Chinese equipment maker Prinano has delivered its first self-developed PL-SR step-and-repeat nanoimprint lithography system to a domestic customer focused on specialty processes. It is positioned for actual chip production after customer-side testing and makes Prinano only the second company, after Canon, to place a nanoimprint tool with a client.
According to the provided materials, the PL-SR supports line widths below ten nanometers. Canon's FPA-1200NZ2C achieves around fourteen nanometers line width. It is promoted as enabling five-nanometer-class chips, but the documents caution that Prinano's result does not mean the PL-SR can manufacture advanced logic at a five-nanometer node.

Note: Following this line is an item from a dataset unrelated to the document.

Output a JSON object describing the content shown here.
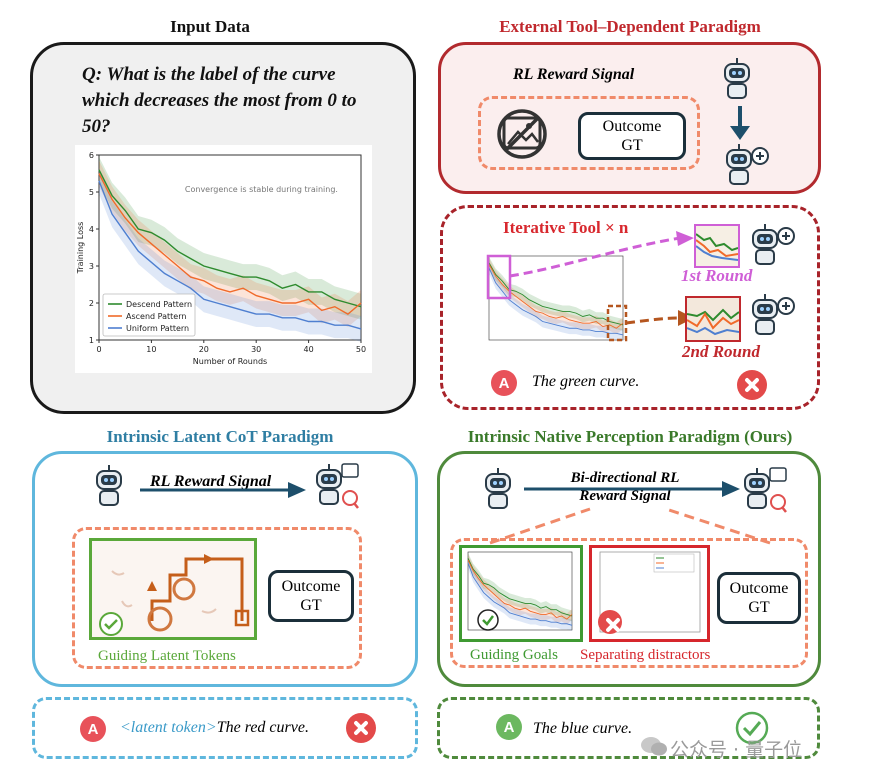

The appeal of nanoimprint here is straightforward: it avoids the extreme ultraviolet light sources used in commercial EUV lithography, curbing energy use and equipment cost. The trade-off is throughput and flexibility. Nanoimprint remains slower than conventional optical lithography and is a poor fit for complex logic processes with intricate, advanced patterns.
Prinano's machine patterns wafers by pressing a rigid quartz mold, engraved with nanoscale circuitry, into a thin, inkjet-deposited resist layer. The system's inkjet module dynamically meters droplet volume to keep the residual layer thin (under ten nanometers with less than two nanometer variation), then cures the pattern for subsequent etch. The tool handles 300 mm wafers, aligns the mold and wafer to fine tolerances, and imprints each field sequentially with stitching to cover the full wafer. It also supports uniform template joins from 20 mm x 20 mm up to 300 mm x 300 mm.
A proprietary template-profile control mechanism aims to compensate for mold-to-wafer curvature mismatches, enabling transfer of features with aspect ratios above seven-to-one while limiting distortion, an important practical concern for yield and device variability. After imprinting, the resist serves as the mask for etching the final structures.
Initial validation targets applications with regular, repetitive patterns: NAND Flash, silicon-based microdisplays, silicon photonics, and advanced packaging. These domains benefit from the technology's fine pitch and field-by-field stitching without demanding the pattern diversity typical of CPUs and GPUs. The material also frames domestic nanoimprint as a way for Chinese memory makers to trim dependence on foreign tools and compete more effectively against established suppliers.